At a point when the world has seen Communism falter as an imperfect system to
manage people; democracy seems to be headed down the same road. Maybe we have to combine ideologies to achieve the perfect utopian government. Remember,
government-sponsored health care was a Communist idea.

Obviously, such views are anathema to the far-Right, who see any attempt to
socialize society as a major step towards the great one-world Communist
conspiracy. It is possible that McVeigh was more progressive than his Right-wing
associates. It is also possible that McVeigh was being sheep-dipped as a
militant Right-winger.

After Waco, McVeigh traveled to Michigan, staying for a time with Terry Nichols.
He worked on Nichols' farm, and went hunting and target practicing. Neighbors
recall how McVeigh and Nichols made and detonated small homemade bombs. Paul
Izydorek, a neighbor, recalls "When they were around, they'd get different guns
and play and shoot and stuff." On at least one occasion, Izydorek heard blasts
at the farm and noticed Terry Nichols and a man he thought was McVeigh. "I'd
seen them playing around with different household items that you can make blow
up. Just small stuff. Just outside in the yard, blowing away."(276)

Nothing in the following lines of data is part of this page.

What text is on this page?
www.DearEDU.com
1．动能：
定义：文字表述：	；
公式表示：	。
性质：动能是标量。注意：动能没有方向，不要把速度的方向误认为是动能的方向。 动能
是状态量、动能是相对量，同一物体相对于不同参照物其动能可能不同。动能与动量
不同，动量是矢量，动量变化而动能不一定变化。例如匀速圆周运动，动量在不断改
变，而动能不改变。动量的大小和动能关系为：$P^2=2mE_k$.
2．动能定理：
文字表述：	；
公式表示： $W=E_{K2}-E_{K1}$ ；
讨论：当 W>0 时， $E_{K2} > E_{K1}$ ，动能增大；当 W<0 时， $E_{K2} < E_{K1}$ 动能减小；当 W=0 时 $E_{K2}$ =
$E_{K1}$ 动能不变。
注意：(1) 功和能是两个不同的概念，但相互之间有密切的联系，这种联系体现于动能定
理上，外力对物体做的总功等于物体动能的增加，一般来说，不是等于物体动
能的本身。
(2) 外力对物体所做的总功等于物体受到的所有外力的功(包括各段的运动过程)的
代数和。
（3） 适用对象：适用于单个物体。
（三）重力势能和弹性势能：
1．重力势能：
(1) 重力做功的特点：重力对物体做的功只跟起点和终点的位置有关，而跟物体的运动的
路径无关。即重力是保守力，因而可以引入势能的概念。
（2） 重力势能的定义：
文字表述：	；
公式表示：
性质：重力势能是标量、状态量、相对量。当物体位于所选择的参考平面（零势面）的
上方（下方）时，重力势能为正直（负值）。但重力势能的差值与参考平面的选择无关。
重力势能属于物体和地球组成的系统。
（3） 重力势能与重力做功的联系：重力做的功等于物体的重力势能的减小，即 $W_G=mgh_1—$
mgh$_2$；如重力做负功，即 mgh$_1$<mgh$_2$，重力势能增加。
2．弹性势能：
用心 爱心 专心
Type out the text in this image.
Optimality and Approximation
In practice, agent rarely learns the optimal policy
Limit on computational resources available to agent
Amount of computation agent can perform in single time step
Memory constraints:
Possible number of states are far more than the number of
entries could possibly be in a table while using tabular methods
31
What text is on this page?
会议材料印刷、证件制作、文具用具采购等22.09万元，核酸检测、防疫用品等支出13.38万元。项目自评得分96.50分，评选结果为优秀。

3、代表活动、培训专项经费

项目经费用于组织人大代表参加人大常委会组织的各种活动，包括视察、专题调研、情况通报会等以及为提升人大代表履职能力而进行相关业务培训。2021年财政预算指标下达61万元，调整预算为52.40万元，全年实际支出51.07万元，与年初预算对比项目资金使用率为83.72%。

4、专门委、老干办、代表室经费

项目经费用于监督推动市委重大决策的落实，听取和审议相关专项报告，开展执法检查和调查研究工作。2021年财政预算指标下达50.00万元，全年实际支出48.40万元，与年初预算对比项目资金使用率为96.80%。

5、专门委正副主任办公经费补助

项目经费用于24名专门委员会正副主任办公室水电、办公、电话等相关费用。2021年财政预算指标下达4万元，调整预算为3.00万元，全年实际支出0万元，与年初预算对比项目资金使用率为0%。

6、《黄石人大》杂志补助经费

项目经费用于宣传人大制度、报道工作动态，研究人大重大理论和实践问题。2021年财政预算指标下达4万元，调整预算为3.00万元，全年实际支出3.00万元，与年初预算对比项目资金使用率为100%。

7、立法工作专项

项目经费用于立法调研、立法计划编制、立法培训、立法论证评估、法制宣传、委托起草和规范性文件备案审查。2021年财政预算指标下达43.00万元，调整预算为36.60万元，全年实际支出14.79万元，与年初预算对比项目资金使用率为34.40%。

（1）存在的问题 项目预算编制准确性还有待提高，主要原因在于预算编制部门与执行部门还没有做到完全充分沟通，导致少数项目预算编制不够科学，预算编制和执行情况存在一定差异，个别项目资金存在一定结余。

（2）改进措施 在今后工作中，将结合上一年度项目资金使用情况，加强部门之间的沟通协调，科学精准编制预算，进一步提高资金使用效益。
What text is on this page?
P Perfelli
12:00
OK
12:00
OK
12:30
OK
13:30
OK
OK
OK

Nichols' brother James also admitted to the FBI that McVeigh and Terry made and
exploded "bottle bombs" at his farm, using brake fluid, gasoline, and diesel
fuel, and that he sometimes participated.(277)

In his interview with Newsweek, McVeigh dispelled the myth that his bomb making
was a precursor to more deadly acts. "It would amount to firecrackers. It was
like popping a paper bag," said McVeigh, who had also experimented with small
explosives on his land in Olean, NY prior to entering the Army.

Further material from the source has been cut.